Goal two is institutionalize personalized learning so all students get rigorous and relevant academic experiences that produce future ready graduates.
According to a 2017-2018 ESSA School Accountability Profile by the N.J. Department of Education, white students and the schoolwide ratio did not meet the target in its PARCC scores in mathematics. Black or African American students did not meet the target for its graduation rate; and economically disadvantaged students and those with disabilities, did not meet the state average by being listed with chronic absenteeism.

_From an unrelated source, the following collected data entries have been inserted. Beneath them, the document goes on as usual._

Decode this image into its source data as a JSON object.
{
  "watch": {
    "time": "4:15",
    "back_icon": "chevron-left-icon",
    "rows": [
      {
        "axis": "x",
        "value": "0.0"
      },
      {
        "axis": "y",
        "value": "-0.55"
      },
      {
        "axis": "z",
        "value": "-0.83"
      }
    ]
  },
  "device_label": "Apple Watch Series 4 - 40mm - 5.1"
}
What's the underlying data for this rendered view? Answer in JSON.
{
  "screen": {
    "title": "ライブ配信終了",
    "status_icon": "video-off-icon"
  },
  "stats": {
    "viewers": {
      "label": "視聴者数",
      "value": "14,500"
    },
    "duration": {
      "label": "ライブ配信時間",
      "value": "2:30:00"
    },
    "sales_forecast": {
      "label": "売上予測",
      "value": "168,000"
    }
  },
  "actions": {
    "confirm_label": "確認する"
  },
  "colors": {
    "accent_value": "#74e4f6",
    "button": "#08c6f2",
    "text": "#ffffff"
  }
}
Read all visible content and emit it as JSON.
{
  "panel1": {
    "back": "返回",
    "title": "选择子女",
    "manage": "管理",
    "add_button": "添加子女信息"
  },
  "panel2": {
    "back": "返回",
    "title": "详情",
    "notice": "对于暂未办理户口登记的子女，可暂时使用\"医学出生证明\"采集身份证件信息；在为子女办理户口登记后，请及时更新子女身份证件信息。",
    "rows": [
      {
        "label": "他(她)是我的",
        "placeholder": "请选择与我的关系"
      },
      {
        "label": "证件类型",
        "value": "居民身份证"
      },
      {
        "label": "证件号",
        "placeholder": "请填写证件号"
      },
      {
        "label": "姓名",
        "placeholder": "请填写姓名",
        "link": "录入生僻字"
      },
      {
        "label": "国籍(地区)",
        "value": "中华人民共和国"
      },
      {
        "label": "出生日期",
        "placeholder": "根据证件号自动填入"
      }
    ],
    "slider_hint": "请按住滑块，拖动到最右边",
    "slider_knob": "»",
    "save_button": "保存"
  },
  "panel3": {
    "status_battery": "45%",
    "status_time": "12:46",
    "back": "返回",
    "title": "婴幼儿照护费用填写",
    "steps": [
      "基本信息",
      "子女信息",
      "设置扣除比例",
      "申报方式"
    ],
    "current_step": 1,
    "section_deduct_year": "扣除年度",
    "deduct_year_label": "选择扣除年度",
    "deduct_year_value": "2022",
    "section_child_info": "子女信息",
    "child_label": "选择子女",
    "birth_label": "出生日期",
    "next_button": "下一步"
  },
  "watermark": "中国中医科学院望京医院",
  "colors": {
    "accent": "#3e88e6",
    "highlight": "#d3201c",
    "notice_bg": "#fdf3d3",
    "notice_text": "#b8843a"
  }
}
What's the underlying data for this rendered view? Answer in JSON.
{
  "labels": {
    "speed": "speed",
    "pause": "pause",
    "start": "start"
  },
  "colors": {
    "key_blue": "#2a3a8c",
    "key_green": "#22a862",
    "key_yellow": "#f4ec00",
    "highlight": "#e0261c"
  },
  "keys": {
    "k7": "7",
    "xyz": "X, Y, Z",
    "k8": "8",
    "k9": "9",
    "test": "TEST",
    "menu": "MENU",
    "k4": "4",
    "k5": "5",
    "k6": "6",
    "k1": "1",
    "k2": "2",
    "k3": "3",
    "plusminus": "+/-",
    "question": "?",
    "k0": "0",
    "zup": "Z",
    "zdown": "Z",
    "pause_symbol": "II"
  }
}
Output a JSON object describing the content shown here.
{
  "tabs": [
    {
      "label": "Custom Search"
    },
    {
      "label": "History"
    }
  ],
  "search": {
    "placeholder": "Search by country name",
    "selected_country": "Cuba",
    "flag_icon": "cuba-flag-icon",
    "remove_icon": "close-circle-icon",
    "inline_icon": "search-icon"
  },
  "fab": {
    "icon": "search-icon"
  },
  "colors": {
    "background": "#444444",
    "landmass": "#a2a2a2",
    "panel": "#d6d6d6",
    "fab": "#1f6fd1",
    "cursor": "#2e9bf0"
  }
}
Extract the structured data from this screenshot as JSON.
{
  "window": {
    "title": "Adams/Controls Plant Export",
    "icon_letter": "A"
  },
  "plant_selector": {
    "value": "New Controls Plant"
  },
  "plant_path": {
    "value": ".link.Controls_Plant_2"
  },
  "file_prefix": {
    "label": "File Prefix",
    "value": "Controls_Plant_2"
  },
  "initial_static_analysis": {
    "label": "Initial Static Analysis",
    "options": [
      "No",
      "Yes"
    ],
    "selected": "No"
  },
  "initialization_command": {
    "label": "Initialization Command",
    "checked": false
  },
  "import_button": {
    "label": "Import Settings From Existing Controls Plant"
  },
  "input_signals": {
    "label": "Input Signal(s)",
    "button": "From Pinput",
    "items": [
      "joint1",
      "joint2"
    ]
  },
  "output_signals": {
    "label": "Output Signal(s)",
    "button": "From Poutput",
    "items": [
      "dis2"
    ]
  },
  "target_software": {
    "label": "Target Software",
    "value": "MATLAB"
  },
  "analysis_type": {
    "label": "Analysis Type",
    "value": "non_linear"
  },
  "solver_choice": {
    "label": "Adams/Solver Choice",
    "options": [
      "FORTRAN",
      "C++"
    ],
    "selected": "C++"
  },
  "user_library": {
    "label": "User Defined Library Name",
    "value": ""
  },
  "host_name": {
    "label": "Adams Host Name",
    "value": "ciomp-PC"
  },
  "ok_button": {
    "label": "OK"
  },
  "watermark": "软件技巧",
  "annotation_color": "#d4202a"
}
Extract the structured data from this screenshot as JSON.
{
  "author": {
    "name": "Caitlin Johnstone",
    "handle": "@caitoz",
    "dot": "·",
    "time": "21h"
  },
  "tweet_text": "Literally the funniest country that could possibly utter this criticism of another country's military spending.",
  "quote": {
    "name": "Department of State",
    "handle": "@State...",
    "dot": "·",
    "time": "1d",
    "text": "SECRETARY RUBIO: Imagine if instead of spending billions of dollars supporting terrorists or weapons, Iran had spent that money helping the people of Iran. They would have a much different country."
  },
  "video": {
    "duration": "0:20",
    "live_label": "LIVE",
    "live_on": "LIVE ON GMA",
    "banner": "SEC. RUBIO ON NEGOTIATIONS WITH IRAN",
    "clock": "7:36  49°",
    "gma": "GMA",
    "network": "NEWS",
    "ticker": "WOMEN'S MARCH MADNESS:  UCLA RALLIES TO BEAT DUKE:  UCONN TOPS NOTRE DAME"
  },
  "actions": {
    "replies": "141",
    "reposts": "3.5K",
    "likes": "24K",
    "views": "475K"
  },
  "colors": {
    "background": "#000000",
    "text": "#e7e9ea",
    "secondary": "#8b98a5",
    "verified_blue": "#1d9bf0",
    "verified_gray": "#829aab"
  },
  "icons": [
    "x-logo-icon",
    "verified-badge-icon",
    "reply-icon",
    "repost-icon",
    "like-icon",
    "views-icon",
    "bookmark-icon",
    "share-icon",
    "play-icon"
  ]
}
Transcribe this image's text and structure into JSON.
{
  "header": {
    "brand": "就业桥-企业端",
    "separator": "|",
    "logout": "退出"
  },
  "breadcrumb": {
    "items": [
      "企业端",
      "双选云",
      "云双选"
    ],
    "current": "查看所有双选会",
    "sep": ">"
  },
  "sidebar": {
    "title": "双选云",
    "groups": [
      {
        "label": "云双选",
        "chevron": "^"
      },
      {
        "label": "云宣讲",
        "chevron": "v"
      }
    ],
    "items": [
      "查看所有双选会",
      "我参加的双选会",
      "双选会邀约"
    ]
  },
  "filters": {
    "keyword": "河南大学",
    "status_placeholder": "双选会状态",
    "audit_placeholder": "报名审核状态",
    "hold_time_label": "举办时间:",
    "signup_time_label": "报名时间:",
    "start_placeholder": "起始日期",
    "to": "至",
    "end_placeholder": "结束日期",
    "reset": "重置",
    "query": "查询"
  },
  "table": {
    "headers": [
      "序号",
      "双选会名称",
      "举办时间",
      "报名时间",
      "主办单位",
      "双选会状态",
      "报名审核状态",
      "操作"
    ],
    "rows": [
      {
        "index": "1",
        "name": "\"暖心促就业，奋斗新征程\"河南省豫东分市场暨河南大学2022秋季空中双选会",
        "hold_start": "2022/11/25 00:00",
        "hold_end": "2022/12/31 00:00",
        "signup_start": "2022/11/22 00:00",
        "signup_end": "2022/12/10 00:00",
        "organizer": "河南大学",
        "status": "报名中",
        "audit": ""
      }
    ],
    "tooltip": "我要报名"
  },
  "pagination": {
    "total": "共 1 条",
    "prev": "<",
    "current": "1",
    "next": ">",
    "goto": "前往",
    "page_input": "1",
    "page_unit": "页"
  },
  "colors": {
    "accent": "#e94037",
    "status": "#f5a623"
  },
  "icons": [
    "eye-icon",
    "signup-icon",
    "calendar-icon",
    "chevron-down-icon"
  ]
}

Goal three is the establish and enhance social-emotional learning programs to develop the EQ of all learners. This will be done by implementing social and emotional learning programs through the Mt. Olive Tiers of Success; screen students for at risk behaviors; expand SEL programs to include development and wellness of faculty and staff; and conduct a seven-year analysis of suspensions, violence, vandalism, discipline and HIB’s.
“Our staff have been traumatized,” says Zywicki. “Past three years have been terrible. Pandemic happened. In March 2020 everyone was heroes and by October 2022 teachers are evil; people are wearing masks. They’ve been through the ringer.
“We need to make sure we support them as well,” says Zywicki, about teachers, faculty and staff.
Goal four is to recruit, develop, and retain the most highly skilled workforce to serve MOSD. One idea is to get as many student teachers as possible; and also go beyond a 20 miles radius in N.J. seeking applicants from New York or other areas. Also to create university partnerships for recruiting and professional development.
Goal five is to embrace multimedia communication strategies to engage the entire community. Some action steps include launching an updated district website by February 2023; conduct at least six Parent University sessions this school year; and ensure that all district web sources are ADA-compliant.
Goal six is to ensure compliance, transparency and fiscal responsibility of MOSD programs and operations. Some of these action steps include maintaining an operating budget with its 2% revenue cap and zero base budgeting: report progress to the Equity Task Force; ensure compliance with policy-driven handbooks for students and staff; and by June 2023, launch the 2023-2027 strategic planning process.
There will be 40 to 60 community members active in the district’s next four-year strategic plan.